Steps to Watch the Grok Story Unfold
- S-1 Amendment Review: Watch for updated Grok-adoption disclosures in the S-1 amendment expected ahead of the roadshow launch, which would be the first formal signal of whether xAI is willing to put numbers behind the consumer and federal demand picture.
- Roadshow Investor Questions: Monitor how institutional investors respond during SpaceX's roadshow presentations, particularly questions about the Anthropic compute deal and Grok's federal stall, which will reveal whether the market views the AI-revenue projection as credible.
- Federal Adoption Tracking: Follow any announcements from federal agencies about Grok adoption or competitive selections, as these will indicate whether the GSA OneGov agreement can be salvaged or whether Anthropic and OpenAI have permanently captured the government market.

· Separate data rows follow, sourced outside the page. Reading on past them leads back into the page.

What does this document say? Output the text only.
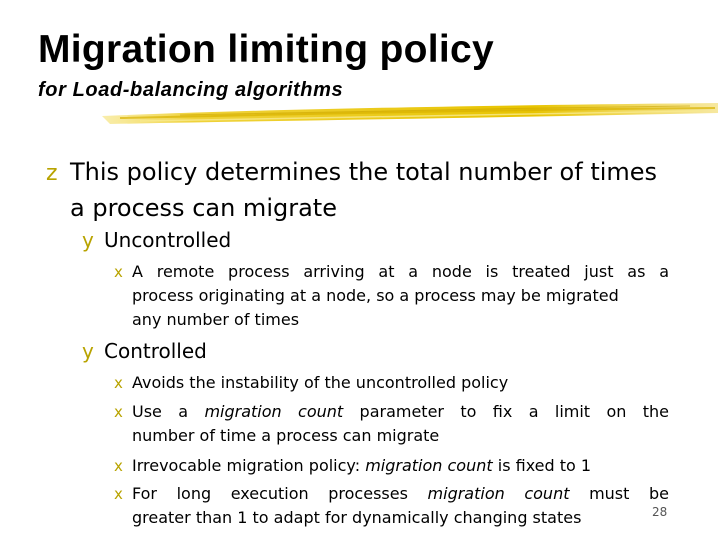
Migration limiting policy
for Load-balancing algorithms
z This policy determines the total number of times
a process can migrate
y Uncontrolled
x A remote process arriving at a node is treated just as a
process originating at a node, so a process may be migrated
any number of times
y Controlled
x Avoids the instability of the uncontrolled policy
x Use a migration count parameter to fix a limit on the
number of time a process can migrate
x Irrevocable migration policy: migration count is fixed to 1
x For long execution processes migration count must be
greater than 1 to adapt for dynamically changing states	28
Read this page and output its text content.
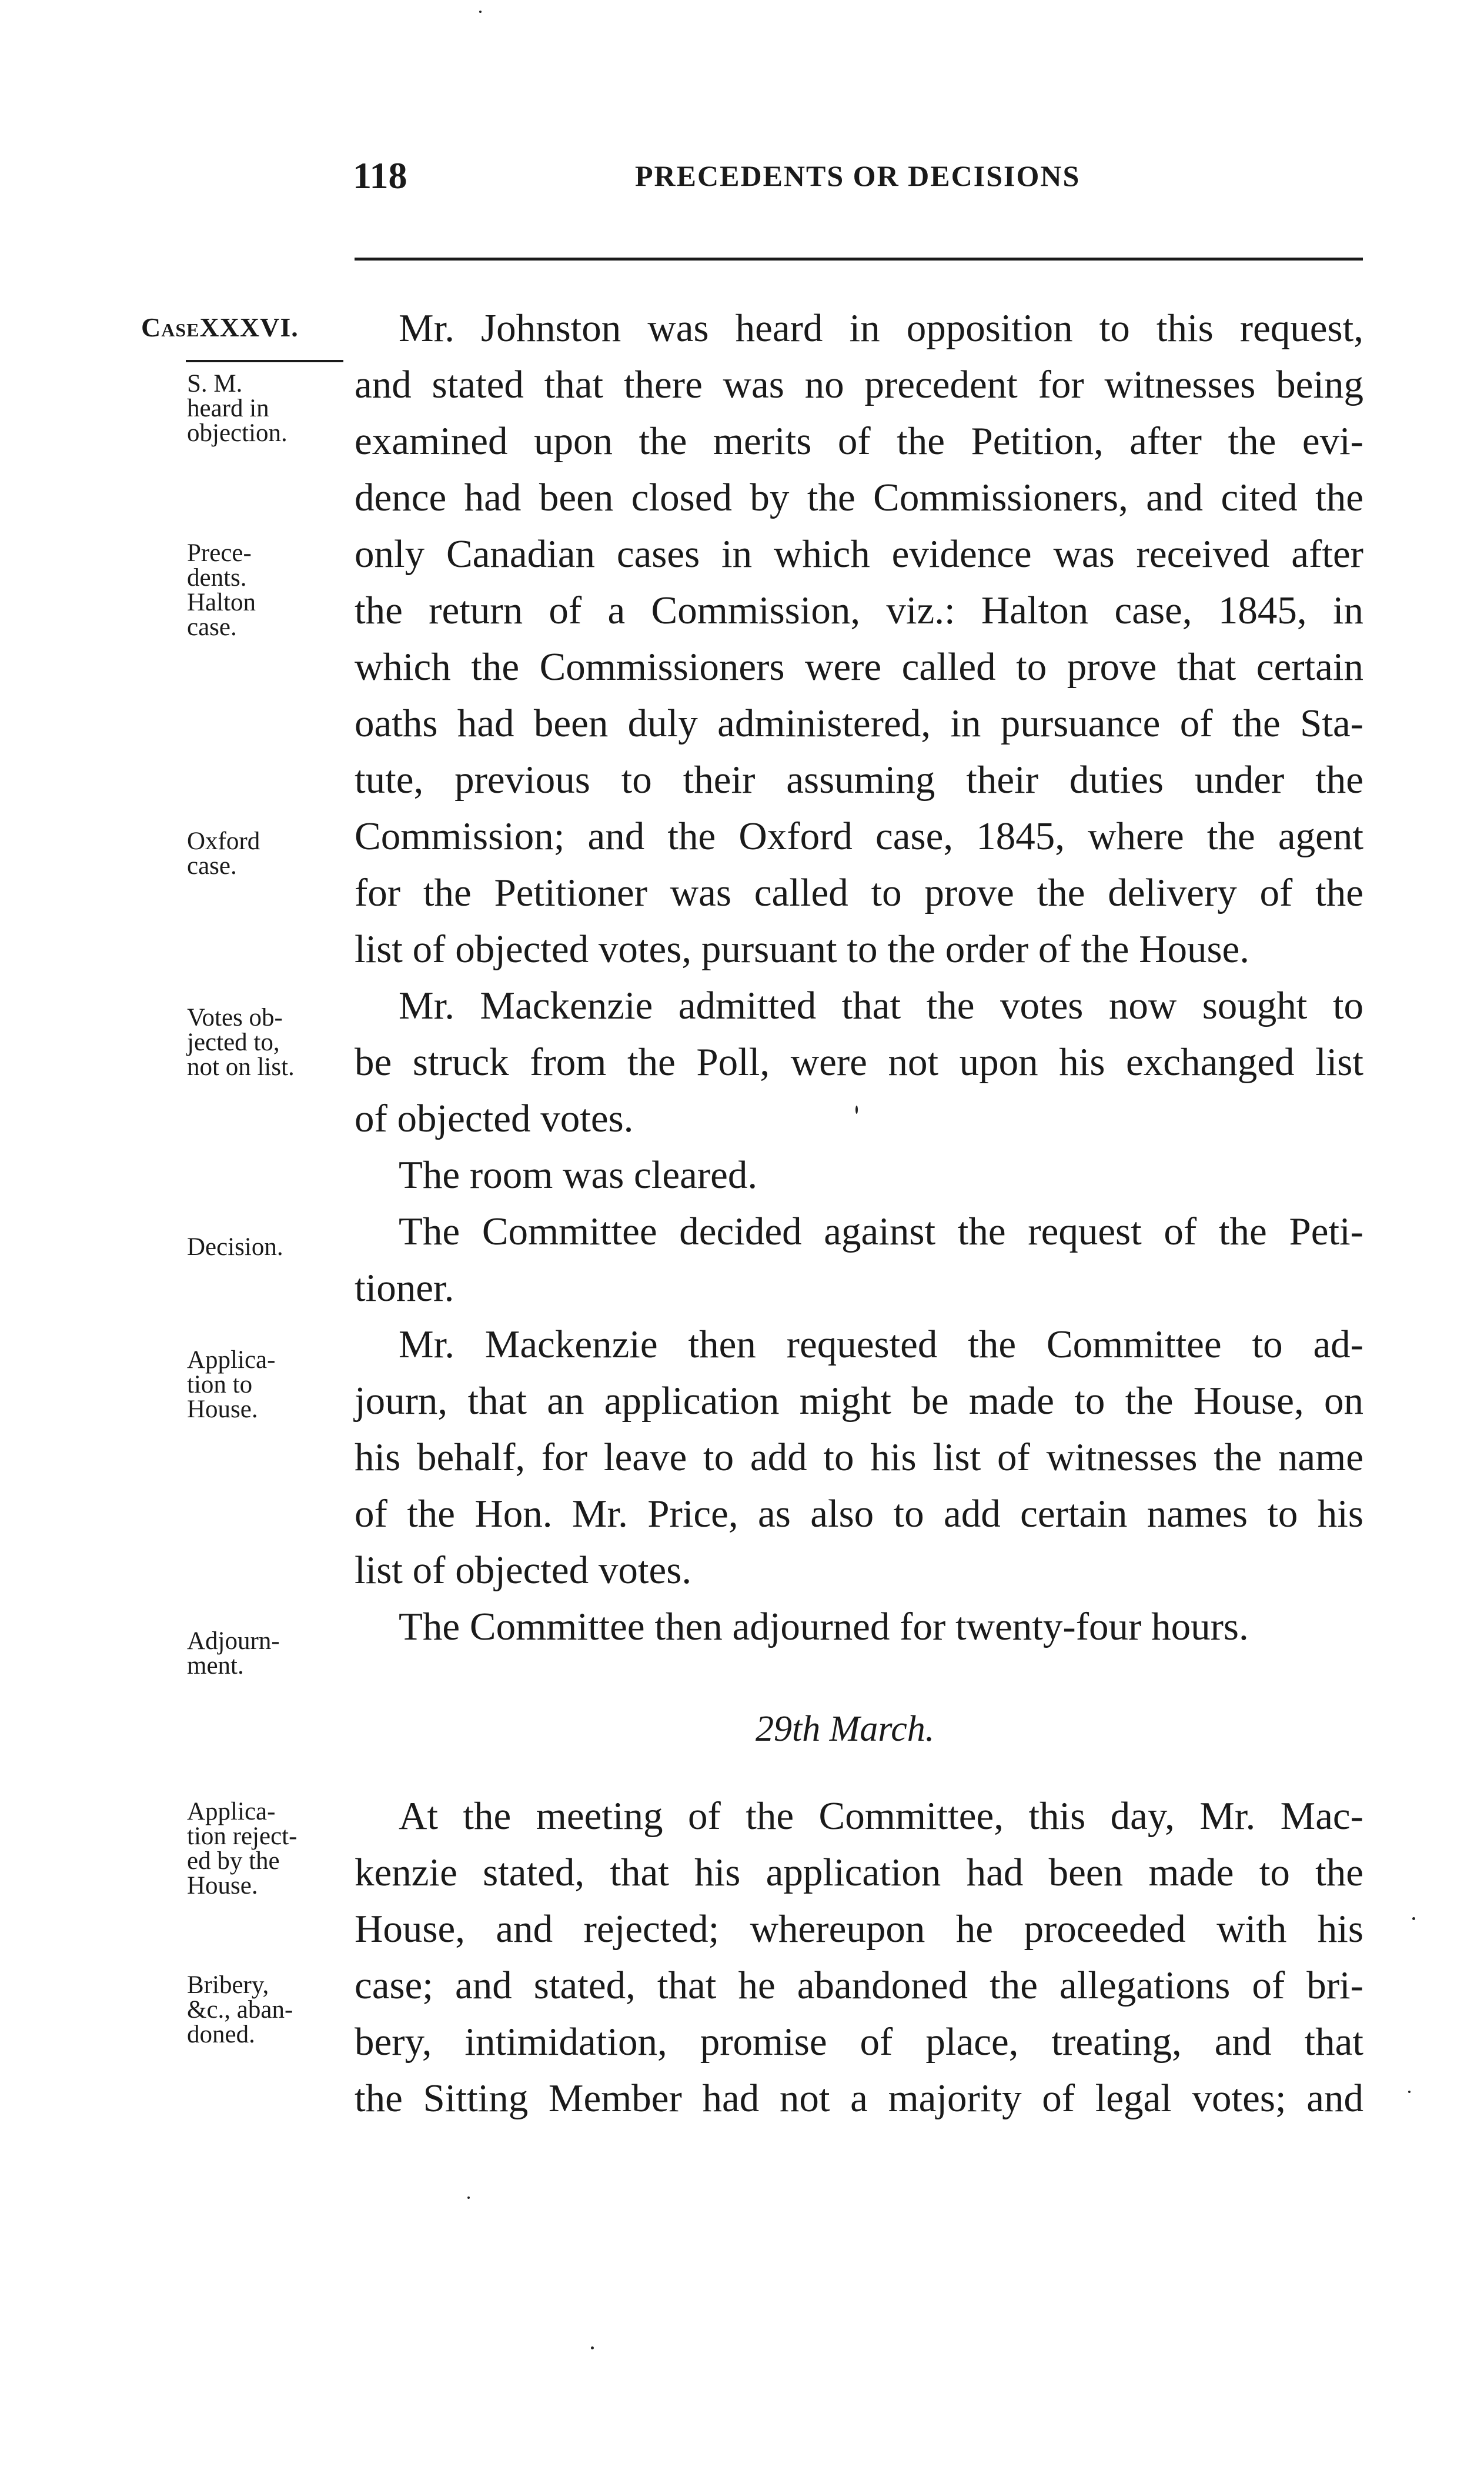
118	PRECEDENTS OR DECISIONS
CaseXXXVI.
S. M.
heard in
objection.
Prece-
dents.
Halton
case.
Oxford
case.
Votes ob-
jected to,
not on list.
Decision.
Applica-
tion to
House.
Adjourn-
ment.
Applica-
tion reject-
ed by the
House.
Bribery,
&c., aban-
doned.
Mr. Johnston was heard in opposition to this request,
and stated that there was no precedent for witnesses being
examined upon the merits of the Petition, after the evi-
dence had been closed by the Commissioners, and cited the
only Canadian cases in which evidence was received after
the return of a Commission, viz.: Halton case, 1845, in
which the Commissioners were called to prove that certain
oaths had been duly administered, in pursuance of the Sta-
tute, previous to their assuming their duties under the
Commission; and the Oxford case, 1845, where the agent
for the Petitioner was called to prove the delivery of the
list of objected votes, pursuant to the order of the House.
Mr. Mackenzie admitted that the votes now sought to
be struck from the Poll, were not upon his exchanged list
of objected votes.
The room was cleared.
The Committee decided against the request of the Peti-
tioner.
Mr. Mackenzie then requested the Committee to ad-
journ, that an application might be made to the House, on
his behalf, for leave to add to his list of witnesses the name
of the Hon. Mr. Price, as also to add certain names to his
list of objected votes.
The Committee then adjourned for twenty-four hours.
At the meeting of the Committee, this day, Mr. Mac-
kenzie stated, that his application had been made to the
House, and rejected; whereupon he proceeded with his
case; and stated, that he abandoned the allegations of bri-
bery, intimidation, promise of place, treating, and that
the Sitting Member had not a majority of legal votes; and
29th March.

- Compute Monetization Signals: Observe whether SpaceX announces additional compute-leasing deals or capacity sales, which would further confirm that xAI cannot absorb the hardware it built for Grok's training and operation.
The core issue is straightforward: SpaceX's IPO depends on convincing public-market buyers that xAI's AI business is a growth engine, but the evidence now suggests Grok is a declining asset. Federal adoption has stalled despite a signed GSA agreement, consumer downloads have fallen 59% in four months, and paid conversion rates are a fraction of ChatGPT's. By renting out Grok's primary training infrastructure to Anthropic, SpaceX is essentially monetizing the failure of its own product rather than investing in its recovery. The next two weeks will reveal whether institutional investors view this as a pragmatic pivot or a red flag about the sustainability of xAI's revenue projections.